Pazartesi sabahı Yalçın'la otobüs durağında buluştuk. Yakışıklı yüzü pırıl pırıl parlıyordu. Pazar gününü annemle geçirdiğim için görüşememiştik ama Yalçın'ın telefonda söylediği bir söz beni mutlu etmeye yetmişti: "Önümüzde uzun bir zaman var..."
Her gün okula birlikte gidip, birlikte gelecektik. Öğle yemeklerini birlikte yiyecek ve çok şey paylaşacaktık. Sokağın ortasında Yalçın'a sarılarak verdiğim karar anından sonra sadece yaşanacak olan bu güzel anılara odaklanıyordum. Böylece aklım başka şeylere –mesela Serkan'a, gitmiyordu. Sağlıklı olanı yaptığıma emindim ve son derece mutluydum.

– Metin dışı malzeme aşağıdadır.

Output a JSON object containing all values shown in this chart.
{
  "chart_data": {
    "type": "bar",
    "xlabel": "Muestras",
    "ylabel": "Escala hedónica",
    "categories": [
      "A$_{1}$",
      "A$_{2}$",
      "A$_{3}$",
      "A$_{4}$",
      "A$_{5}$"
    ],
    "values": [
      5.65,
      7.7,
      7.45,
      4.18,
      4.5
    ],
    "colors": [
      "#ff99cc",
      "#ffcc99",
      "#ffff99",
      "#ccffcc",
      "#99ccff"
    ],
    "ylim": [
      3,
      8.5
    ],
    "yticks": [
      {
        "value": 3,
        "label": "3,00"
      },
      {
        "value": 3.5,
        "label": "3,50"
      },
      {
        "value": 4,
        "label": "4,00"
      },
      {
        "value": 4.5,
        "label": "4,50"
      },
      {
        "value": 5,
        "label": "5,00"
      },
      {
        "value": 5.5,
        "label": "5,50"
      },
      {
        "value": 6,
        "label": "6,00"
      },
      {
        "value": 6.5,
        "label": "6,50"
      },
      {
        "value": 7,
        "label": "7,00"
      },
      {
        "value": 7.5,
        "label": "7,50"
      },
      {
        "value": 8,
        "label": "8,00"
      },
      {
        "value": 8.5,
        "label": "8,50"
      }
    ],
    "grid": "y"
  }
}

"Günaydın" dedi Yalçın eğilip yanağıma bir öpücük kondururken. Yüzüm kıpkırmızı kesilmiş olmalıydı çünkü resmen yanıyordum.
"Günaydın" dedim.
"Nasıl geçti pazar günün?"
"Anlattım ya telefonda..." o kadar saat telefonda konuştuğumuzu hatırlayınca kendimi sırıtmaktan alıkoyamadım.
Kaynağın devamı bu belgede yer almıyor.